Kristine D’Angelo, a certified sex coach and clinical sexologist says that foreplay goes far beyond the physical nature of sex. “It’s words exchanged, connection shared, a reciprocation of flowing thoughts, feelings and vulnerabilities. When your partner is present, loving, compassionate and kind back to your efforts of the same, that’s foreplay,” she says. “Foreplay can be physical, emotional or mental, giving you that warm and fuzzy feeling you get being around your partner.”

When it comes to digital sex, basically every act that brings you pleasure and towards sexual arousal is considered moreplay. There is no penetration (other than with your own sex toy or fingers) and therefore, there is no intercourse. 
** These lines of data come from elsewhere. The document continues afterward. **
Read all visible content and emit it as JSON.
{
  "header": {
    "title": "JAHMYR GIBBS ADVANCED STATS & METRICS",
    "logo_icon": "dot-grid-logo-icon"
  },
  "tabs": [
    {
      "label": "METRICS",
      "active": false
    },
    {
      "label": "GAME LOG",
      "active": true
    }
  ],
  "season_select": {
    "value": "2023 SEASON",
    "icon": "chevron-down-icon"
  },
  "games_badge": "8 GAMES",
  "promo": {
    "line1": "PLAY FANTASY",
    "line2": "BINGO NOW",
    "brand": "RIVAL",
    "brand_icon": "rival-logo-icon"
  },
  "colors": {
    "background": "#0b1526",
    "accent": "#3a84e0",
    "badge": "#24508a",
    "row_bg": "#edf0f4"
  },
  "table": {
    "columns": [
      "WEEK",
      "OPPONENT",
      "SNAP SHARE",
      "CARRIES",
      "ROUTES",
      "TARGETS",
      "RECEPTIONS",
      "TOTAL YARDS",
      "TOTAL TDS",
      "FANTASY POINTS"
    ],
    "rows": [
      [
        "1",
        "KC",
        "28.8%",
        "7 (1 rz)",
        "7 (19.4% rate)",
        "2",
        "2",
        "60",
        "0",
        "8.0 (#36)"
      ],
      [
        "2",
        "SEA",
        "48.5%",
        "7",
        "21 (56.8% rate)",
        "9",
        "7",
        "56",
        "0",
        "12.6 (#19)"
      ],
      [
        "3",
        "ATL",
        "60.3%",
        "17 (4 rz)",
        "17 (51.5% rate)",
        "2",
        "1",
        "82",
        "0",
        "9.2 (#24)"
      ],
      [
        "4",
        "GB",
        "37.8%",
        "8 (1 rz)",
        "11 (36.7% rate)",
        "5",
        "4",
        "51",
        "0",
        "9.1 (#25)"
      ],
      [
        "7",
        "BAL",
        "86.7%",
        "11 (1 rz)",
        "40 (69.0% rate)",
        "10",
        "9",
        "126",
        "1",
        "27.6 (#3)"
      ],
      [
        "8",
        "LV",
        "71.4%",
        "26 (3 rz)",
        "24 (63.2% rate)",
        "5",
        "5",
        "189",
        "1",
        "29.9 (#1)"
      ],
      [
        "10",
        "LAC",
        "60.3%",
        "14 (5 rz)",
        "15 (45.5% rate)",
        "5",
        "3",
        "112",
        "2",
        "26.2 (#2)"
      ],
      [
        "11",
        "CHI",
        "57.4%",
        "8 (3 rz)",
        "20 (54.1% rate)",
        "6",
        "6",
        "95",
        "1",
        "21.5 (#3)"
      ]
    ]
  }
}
Sexuality thrives when we take risks.

For couples (or multi-partner relationships) who are living together, this is an opportunity to expand our understanding of sex and to be curious. We’ve been with the same people, doing the same things, for a while. It’s time to get your head in the game and try new things … all of which are moreplay!

How to Get Creative

Now that we’ve established that anything erotic can count as foreplay, you might be thinking about ways to get creative with it. Here are three tips for upping your moreplay game and infusing your sex life with some sparks—whether digital or with a live-in partner(s).

  • Get outside of your comfort zone

The first thing we all need to do is to step outside of what makes us comfortable. Sexuality thrives when we take risks. “Practice dirty talk while masturbating to get comfortable hearing dirty things come out of your mouth,” D’Angelo says. “Ask you partner if you can roleplay any fantasies for them, share erotic stories you’ve both written for each other, watch an ethical porn video together then talk about what turned you on while watching it. Be brave: Open a conversation with your partner about what they want to try.”
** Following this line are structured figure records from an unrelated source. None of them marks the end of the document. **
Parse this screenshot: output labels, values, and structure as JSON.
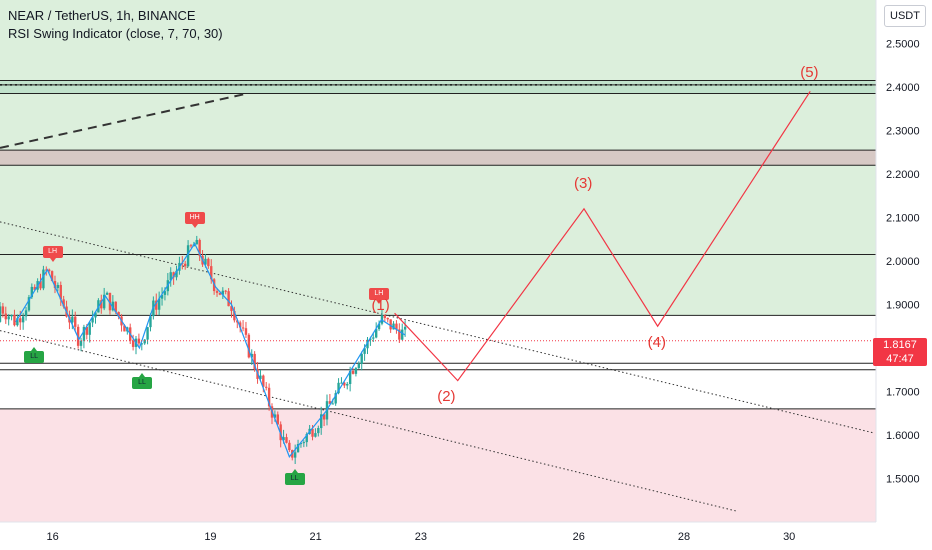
{
  "header": {
    "symbol_line": "NEAR / TetherUS, 1h, BINANCE",
    "indicator_line": "RSI Swing Indicator (close, 7, 70, 30)"
  },
  "currency": "USDT",
  "last_price": {
    "value": "1.8167",
    "countdown": "47:47"
  },
  "colors": {
    "bull_zone": "#dcefdc",
    "bear_zone": "#fbe1e6",
    "supply_band": "#d7c9c5",
    "top_band": "#c1e2cc",
    "wave": "#f23645",
    "swing": "#2196f3",
    "up_candle": "#26a69a",
    "down_candle": "#ef5350"
  },
  "chart_data": {
    "type": "line",
    "title": "NEAR / TetherUS, 1h, BINANCE",
    "xlabel": "",
    "ylabel": "",
    "ylim": [
      1.4,
      2.6
    ],
    "x_ticks": [
      {
        "label": "16",
        "x": 16
      },
      {
        "label": "19",
        "x": 19
      },
      {
        "label": "21",
        "x": 21
      },
      {
        "label": "23",
        "x": 23
      },
      {
        "label": "26",
        "x": 26
      },
      {
        "label": "28",
        "x": 28
      },
      {
        "label": "30",
        "x": 30
      }
    ],
    "y_ticks": [
      "1.5000",
      "1.6000",
      "1.7000",
      "1.8000",
      "1.9000",
      "2.0000",
      "2.1000",
      "2.2000",
      "2.3000",
      "2.4000",
      "2.5000"
    ],
    "zones": [
      {
        "name": "bull",
        "from": 1.66,
        "to": 2.6
      },
      {
        "name": "bear",
        "from": 1.4,
        "to": 1.66
      }
    ],
    "horizontal_levels": [
      1.66,
      1.75,
      1.765,
      1.875,
      2.015,
      2.22,
      2.255,
      2.385,
      2.405,
      2.415
    ],
    "bands": [
      {
        "name": "supply_band",
        "from": 2.22,
        "to": 2.255
      },
      {
        "name": "top_band",
        "from": 2.385,
        "to": 2.415
      }
    ],
    "series": [
      {
        "name": "",
        "role": "swing",
        "points": [
          [
            15.3,
            1.86
          ],
          [
            15.9,
            1.98
          ],
          [
            16.5,
            1.82
          ],
          [
            17.0,
            1.92
          ],
          [
            17.65,
            1.8
          ],
          [
            17.9,
            1.89
          ],
          [
            18.7,
            2.04
          ],
          [
            19.1,
            1.94
          ],
          [
            19.4,
            1.9
          ],
          [
            20.5,
            1.55
          ],
          [
            20.9,
            1.61
          ],
          [
            21.2,
            1.655
          ],
          [
            22.25,
            1.865
          ],
          [
            22.7,
            1.83
          ]
        ]
      },
      {
        "name": "",
        "role": "elliott_projection",
        "points": [
          [
            22.5,
            1.88
          ],
          [
            23.7,
            1.725
          ],
          [
            26.1,
            2.12
          ],
          [
            27.5,
            1.85
          ],
          [
            30.4,
            2.39
          ]
        ]
      }
    ],
    "trendlines": [
      {
        "style": "dotted",
        "points": [
          [
            15.0,
            2.09
          ],
          [
            31.6,
            1.605
          ]
        ]
      },
      {
        "style": "dotted",
        "points": [
          [
            15.0,
            1.84
          ],
          [
            29.0,
            1.425
          ]
        ]
      },
      {
        "style": "dashed",
        "points": [
          [
            15.0,
            2.26
          ],
          [
            19.7,
            2.385
          ]
        ]
      }
    ],
    "wave_labels": [
      {
        "text": "(1)",
        "x": 22.25,
        "y": 1.895
      },
      {
        "text": "(2)",
        "x": 23.5,
        "y": 1.685
      },
      {
        "text": "(3)",
        "x": 26.1,
        "y": 2.175
      },
      {
        "text": "(4)",
        "x": 27.5,
        "y": 1.81
      },
      {
        "text": "(5)",
        "x": 30.4,
        "y": 2.43
      }
    ],
    "swing_markers": [
      {
        "text": "LH",
        "kind": "high",
        "x": 16.0,
        "y": 2.02
      },
      {
        "text": "HH",
        "kind": "high",
        "x": 18.7,
        "y": 2.1
      },
      {
        "text": "LH",
        "kind": "high",
        "x": 22.2,
        "y": 1.925
      },
      {
        "text": "LL",
        "kind": "low",
        "x": 15.65,
        "y": 1.78
      },
      {
        "text": "LL",
        "kind": "low",
        "x": 17.7,
        "y": 1.72
      },
      {
        "text": "LL",
        "kind": "low",
        "x": 20.6,
        "y": 1.5
      }
    ],
    "last_price": 1.8167
  }
}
Be sure to tell your partner that there is no judgment in what they tell you (and vice-versa). Feeling safe to open up about your desires is a giant step towards having better sex.

  • Don’t take yourself so seriously.

We tend to think of sex as this very serious thing that needs to be aggressive and sexy and intense all the time. When you put that kind of pressure on yourself or a partner, it can be too much to live up to. Instead, we need to understand and accept how incredibly human sex is. It can be hot, sexy, funny, weird, awkward and silly.

“It’s really easy to try and be serious about sex, but then you fall into the trap of ‘trying to get it right’ and looking a certain way [to do it] rather than being yourself,” says Lucy Rowett, a clinical sexologist and certified intimacy coach.

Give yourself room for laughter and playfulness. Sex should be a fun, enjoyable, intimate act for you and your partner(s), not some heavy or scary thing we need to live up to.

  • Ask for what you want.

The only way to try that thing you want to try, to have more orgasms, and to have the sex life you crave is to ask for what you want. Your partner is not a mind reader. They are not going to know what you want them to do, digitally or otherwise, without some inside perspective. 

“Many women [and clit-owning people] are feeling more empowered to ask for what they want and claim their pleasure, which means there is generally more focus towards clitoral pleasure,” Rowett says. “In general, we are demanding more pleasure and satisfaction from sex.”

There is a great opportunity to show a partner what works for you when you’re having digital sex. You’re the one doing the pleasuring of your own body. This is an opportunity for growth, not limitation.